In those cases in which the form of indigestion is due to, or is associated with, a deficient hepatic secretion—a condition indicated by offensive and light-colored stools and other symptoms—it is advisable to stimulate the liver to increased secretion. It is probable that the same remedies which excite a flow of bile do at the same time stimulate the pancreas. The best of these are euonymin, sanguinarin, iridin, ipecacuanha, colocynth, jalap, podophyllin, sodium sulphate, and potassium sulphate. Sodium benzoate, ammonium benzoate, and the salicylate of sodium are also powerful hepatic stimulants. As one of the purposes of the bile is to create the alkaline medium necessary for pancreatic digestion, the administration of an alkaline19 solution in full doses, as in the form of mineral water, when gastric digestion is finished, may make amends for the lack of bile. A combination of an antiseptic and the alkali may to some extent supply the deficiency still better, as the bile is the antiseptic of the intestinal canal.
19 The waters of Ems, Vichy (Grande Ville or Hôpital Springs), Vals, or Bilin may be used for this purpose.
Atony of the intestinal wall leads to flatulence, colics, and constipation, and would be a cause of indigestion if none other existed. It is to be treated by the general rules already given, by electrical stimulation of the abdominal muscles with the faradic current, or by the effort to stimulate the intestinal wall more effectively with the galvanic current. Strychnia in small doses should be given for some time. In women of relaxed muscular fibre with enlarged abdomens an elastic belt may be worn with advantage.

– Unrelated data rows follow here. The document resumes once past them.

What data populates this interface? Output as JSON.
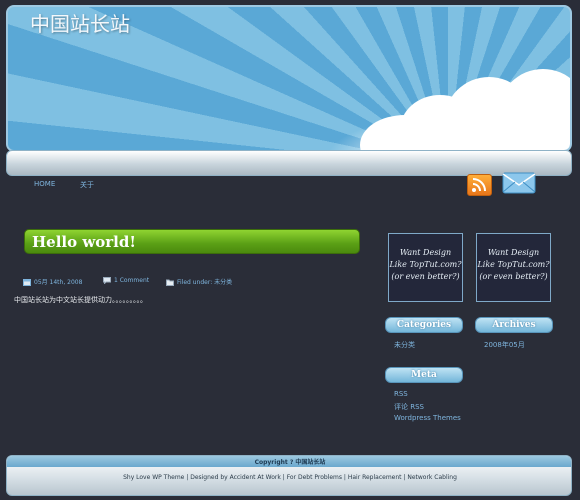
{
  "site": {
    "title": "中国站长站"
  },
  "nav": {
    "home": "HOME",
    "about": "关于"
  },
  "icons": {
    "rss": "rss-feed-icon",
    "mail": "mail-icon"
  },
  "post": {
    "title": "Hello world!",
    "date": "05月 14th, 2008",
    "comments": "1 Comment",
    "filed_label": "Filed under:",
    "category": "未分类",
    "body": "中国站长站为中文站长提供动力。。。。。。。。。"
  },
  "ads": [
    {
      "line1": "Want Design",
      "line2": "Like TopTut.com?",
      "line3": "(or even better?)"
    },
    {
      "line1": "Want Design",
      "line2": "Like TopTut.com?",
      "line3": "(or even better?)"
    }
  ],
  "widgets": {
    "categories": {
      "title": "Categories",
      "items": [
        "未分类"
      ]
    },
    "archives": {
      "title": "Archives",
      "items": [
        "2008年05月"
      ]
    },
    "meta": {
      "title": "Meta",
      "items": [
        "RSS",
        "评论 RSS",
        "Wordpress Themes"
      ]
    }
  },
  "footer": {
    "copyright": "Copyright ? 中国站长站",
    "credits": "Shy Love WP Theme | Designed by Accident At Work | For Debt Problems | Hair Replacement | Network Cabling"
  },
  "colors": {
    "background": "#2a2d38",
    "link": "#7fb5de",
    "title_bar": "#5a9f15",
    "widget_head": "#74b6d9"
  }
}
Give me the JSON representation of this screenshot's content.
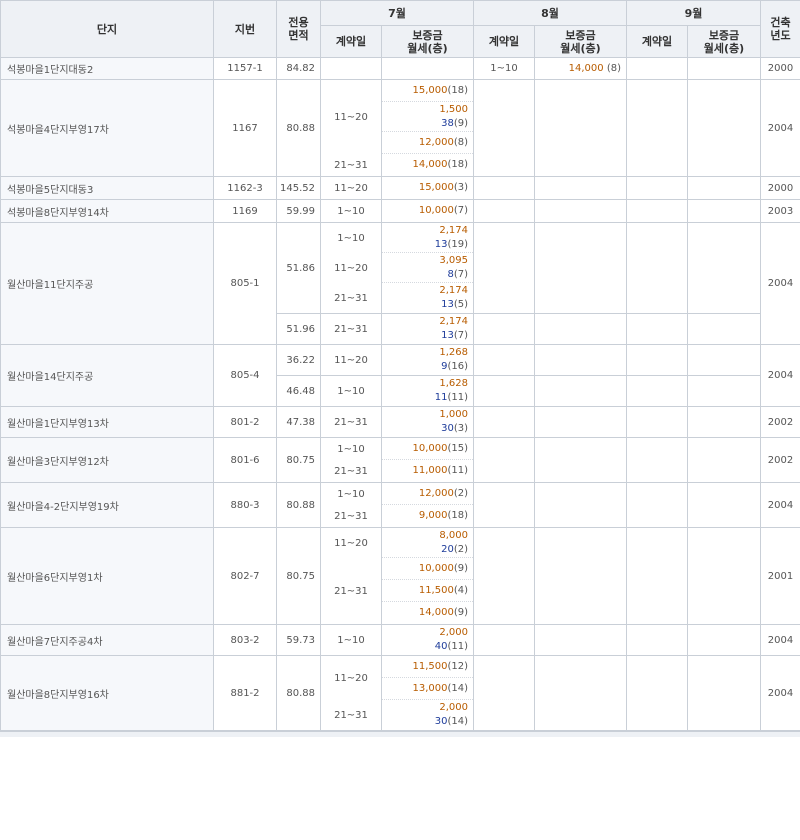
{
  "headers": {
    "danji": "단지",
    "jibun": "지번",
    "area": "전용\n면적",
    "months": [
      "7월",
      "8월",
      "9월"
    ],
    "contract_day": "계약일",
    "deposit_rent": "보증금\n월세(층)",
    "built_year": "건축\n년도"
  },
  "rows": [
    {
      "name": "석봉마을1단지대동2",
      "jibun": "1157-1",
      "area": "84.82",
      "year": "2000",
      "aug": {
        "day": "1~10",
        "deposit": "14,000",
        "count": "(8)"
      }
    },
    {
      "name": "석봉마을4단지부영17차",
      "jibun": "1167",
      "area": "80.88",
      "year": "2004",
      "jul": [
        {
          "day": "11~20",
          "entries": [
            {
              "deposit": "15,000",
              "count": "(18)"
            },
            {
              "deposit": "1,500",
              "rent": "38",
              "count": "(9)"
            },
            {
              "deposit": "12,000",
              "count": "(8)"
            }
          ]
        },
        {
          "day": "21~31",
          "entries": [
            {
              "deposit": "14,000",
              "count": "(18)"
            }
          ]
        }
      ]
    },
    {
      "name": "석봉마을5단지대동3",
      "jibun": "1162-3",
      "area": "145.52",
      "year": "2000",
      "jul": [
        {
          "day": "11~20",
          "entries": [
            {
              "deposit": "15,000",
              "count": "(3)"
            }
          ]
        }
      ]
    },
    {
      "name": "석봉마을8단지부영14차",
      "jibun": "1169",
      "area": "59.99",
      "year": "2003",
      "jul": [
        {
          "day": "1~10",
          "entries": [
            {
              "deposit": "10,000",
              "count": "(7)"
            }
          ]
        }
      ]
    },
    {
      "name": "월산마을11단지주공",
      "jibun": "805-1",
      "year": "2004",
      "sub": [
        {
          "area": "51.86",
          "jul": [
            {
              "day": "1~10",
              "entries": [
                {
                  "deposit": "2,174",
                  "rent": "13",
                  "count": "(19)"
                }
              ]
            },
            {
              "day": "11~20",
              "entries": [
                {
                  "deposit": "3,095",
                  "rent": "8",
                  "count": "(7)"
                }
              ]
            },
            {
              "day": "21~31",
              "entries": [
                {
                  "deposit": "2,174",
                  "rent": "13",
                  "count": "(5)"
                }
              ]
            }
          ]
        },
        {
          "area": "51.96",
          "jul": [
            {
              "day": "21~31",
              "entries": [
                {
                  "deposit": "2,174",
                  "rent": "13",
                  "count": "(7)"
                }
              ]
            }
          ]
        }
      ]
    },
    {
      "name": "월산마을14단지주공",
      "jibun": "805-4",
      "year": "2004",
      "sub": [
        {
          "area": "36.22",
          "jul": [
            {
              "day": "11~20",
              "entries": [
                {
                  "deposit": "1,268",
                  "rent": "9",
                  "count": "(16)"
                }
              ]
            }
          ]
        },
        {
          "area": "46.48",
          "jul": [
            {
              "day": "1~10",
              "entries": [
                {
                  "deposit": "1,628",
                  "rent": "11",
                  "count": "(11)"
                }
              ]
            }
          ]
        }
      ]
    },
    {
      "name": "월산마을1단지부영13차",
      "jibun": "801-2",
      "area": "47.38",
      "year": "2002",
      "jul": [
        {
          "day": "21~31",
          "entries": [
            {
              "deposit": "1,000",
              "rent": "30",
              "count": "(3)"
            }
          ]
        }
      ]
    },
    {
      "name": "월산마을3단지부영12차",
      "jibun": "801-6",
      "area": "80.75",
      "year": "2002",
      "jul": [
        {
          "day": "1~10",
          "entries": [
            {
              "deposit": "10,000",
              "count": "(15)"
            }
          ]
        },
        {
          "day": "21~31",
          "entries": [
            {
              "deposit": "11,000",
              "count": "(11)"
            }
          ]
        }
      ]
    },
    {
      "name": "월산마을4-2단지부영19차",
      "jibun": "880-3",
      "area": "80.88",
      "year": "2004",
      "jul": [
        {
          "day": "1~10",
          "entries": [
            {
              "deposit": "12,000",
              "count": "(2)"
            }
          ]
        },
        {
          "day": "21~31",
          "entries": [
            {
              "deposit": "9,000",
              "count": "(18)"
            }
          ]
        }
      ]
    },
    {
      "name": "월산마을6단지부영1차",
      "jibun": "802-7",
      "area": "80.75",
      "year": "2001",
      "jul": [
        {
          "day": "11~20",
          "entries": [
            {
              "deposit": "8,000",
              "rent": "20",
              "count": "(2)"
            }
          ]
        },
        {
          "day": "21~31",
          "entries": [
            {
              "deposit": "10,000",
              "count": "(9)"
            },
            {
              "deposit": "11,500",
              "count": "(4)"
            },
            {
              "deposit": "14,000",
              "count": "(9)"
            }
          ]
        }
      ]
    },
    {
      "name": "월산마을7단지주공4차",
      "jibun": "803-2",
      "area": "59.73",
      "year": "2004",
      "jul": [
        {
          "day": "1~10",
          "entries": [
            {
              "deposit": "2,000",
              "rent": "40",
              "count": "(11)"
            }
          ]
        }
      ]
    },
    {
      "name": "월산마을8단지부영16차",
      "jibun": "881-2",
      "area": "80.88",
      "year": "2004",
      "jul": [
        {
          "day": "11~20",
          "entries": [
            {
              "deposit": "11,500",
              "count": "(12)"
            },
            {
              "deposit": "13,000",
              "count": "(14)"
            }
          ]
        },
        {
          "day": "21~31",
          "entries": [
            {
              "deposit": "2,000",
              "rent": "30",
              "count": "(14)"
            }
          ]
        }
      ]
    }
  ]
}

After the special aids to the parts concerned in digestion, tonics are called for to combat the general want of tone and anæmia. The saccharated iron, the carbonate, potassio-tartrate, lactate, pyrophosphate, or the ferrum redactum may be given. The syrup of the iodide of iron is the best form for children. The bitter tonics are inadvisable except for loss of appetite in cases where the stomach is not disordered. Quinia is available in a large number of cases in which malarial influence plays a part. Strychnia is a good general tonic, and may be prescribed combined with mineral acids, particularly with the dilute hydrochloric acid.
The special symptoms which call for treatment are flatulence, abdominal pains, and constipation. All the remedies already described are directed toward their relief. But sometimes they appear in so exaggerated a form as to need immediate attention. The many remedies for colic and tympanitic distension which have the property of relieving spasm and absorbing gas find application in these conditions. Constipation is not to be treated by laxatives if it can be avoided. But the bitter waters, Friedrichshall, Pullna, Hunyadi Jânos, and Rakoczy, by exciting bile outflow, are sometimes of undoubted curative value.

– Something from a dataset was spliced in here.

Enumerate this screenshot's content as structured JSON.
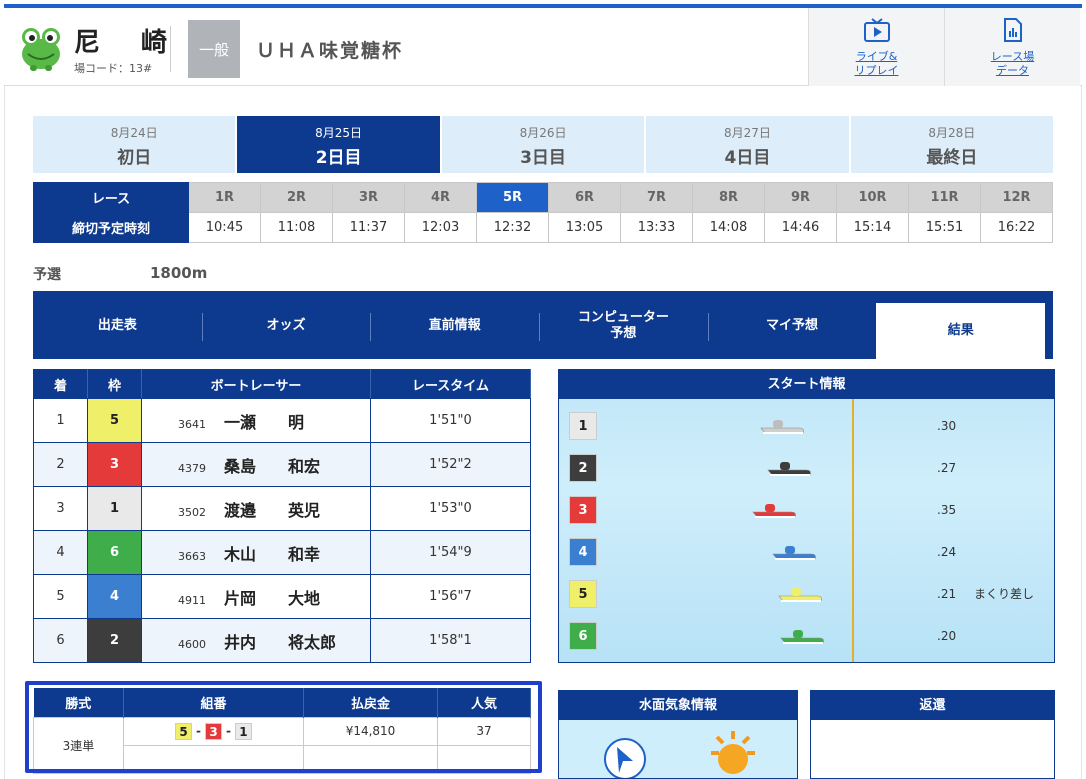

The form of dyspepsia called strumous, as it occurs in children of anæmic appearance with dry skin covered with minute scales, and with bad breath and light ill-smelling stools, demands a very thorough and persevering treatment. The advantages of climate must be sought—seashore in summer with bathing, dry and moderately warm air in winter. Outdoor life in the sun, with active exercise, is to be had at the expense of education within-doors. Study is not good for children of this class except when health is made paramount to it. Cod-liver oil, either pure, in phosphatic emulsion, or in the pancreatic emulsion, is a necessity. Malt extract with the hypophosphites is beneficial. The food must be carefully selected, and the child educated to a varied diet, including fats. The skin should be anointed daily with cocoanut oil, olive, cottonseed oil, or cod-liver oil.